Stay safe while you ‘Do It Yourself’
By Tom Phelan - ReminderNews
Home & Garden - posted Wed., Apr. 11, 2012
Many of us do-it-yourself-ers make it our business to learn how to do almost anything. Along the way, though, we don’t all learn to use safe practices that apply to those projects we do ourselves.
Read the operator guide for your tools. You may be familiar with power tool use already, but take time to learn once again all the safety features you may not be using. Keep all manufacturer-provided guards and safety features in place.
Take special care to route power and extension cords safely. Tangled cords restrict your ability to control a potentially dangerous device. Coil unused cords and hang them up so they are out of traffic. Take out of service any damaged tools or extension cords that need repair, until you can fix or replace them.
Keep your hands, feet and fingers out of harm’s way of woodworking tools by making appropriate use of guides and jigs. Use something other than your hand to move the piece you’re cutting through a tight place.
Protect your eyes, ears and bare skin from flying trim and dust. Don’t be so vain or in such a hurry that you can’t flip your goggles or visor down.

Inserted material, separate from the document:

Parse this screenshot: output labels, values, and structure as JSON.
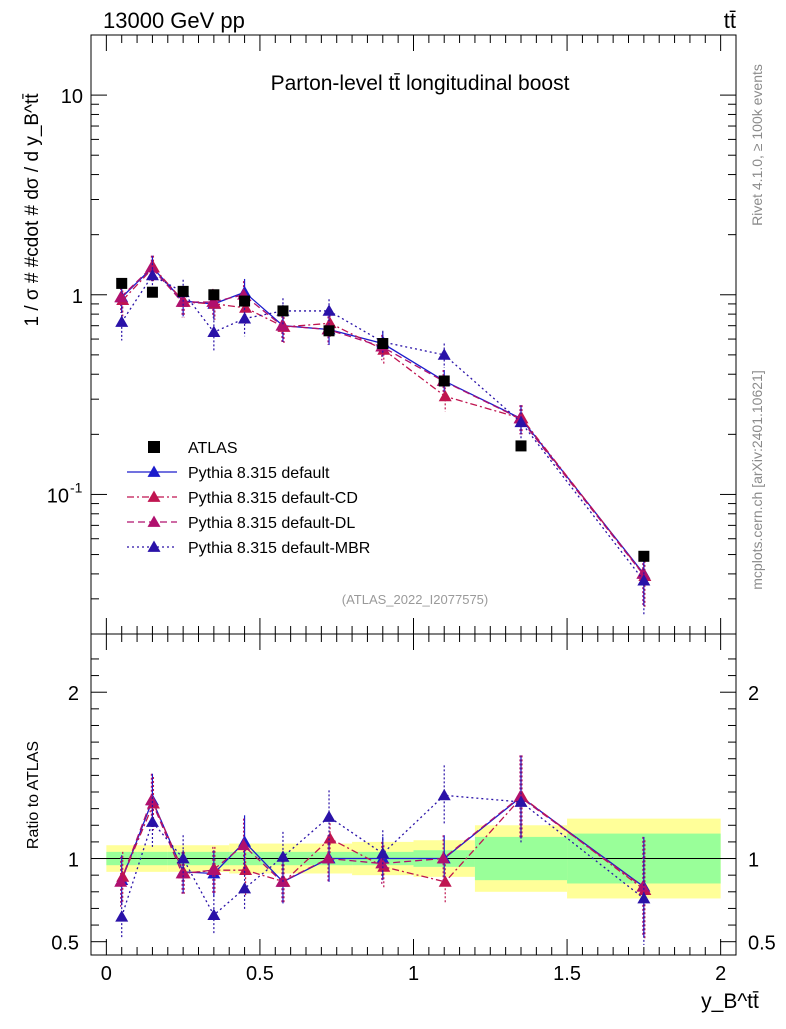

It may be hot or uncomfortable to put on long pants or long-sleeved shirts in warm weather, but you really should wear long pants when you do lawn work to protect your legs from flying debris and yard chemicals. Protect your arms and hands with long sleeved shirts and gloves when working with power tools.
If the products in a can, bottle or plastic bag call for “chemical resistant gloves,” don’t try to get away with the same pair you use when doing yard work.
Last, and certainly not of least importance, always take the time to shut off electricity, water or gas at the source when working with those systems. The potential consequence of not doing that far outweighs the inconvenience, time, and effort it takes.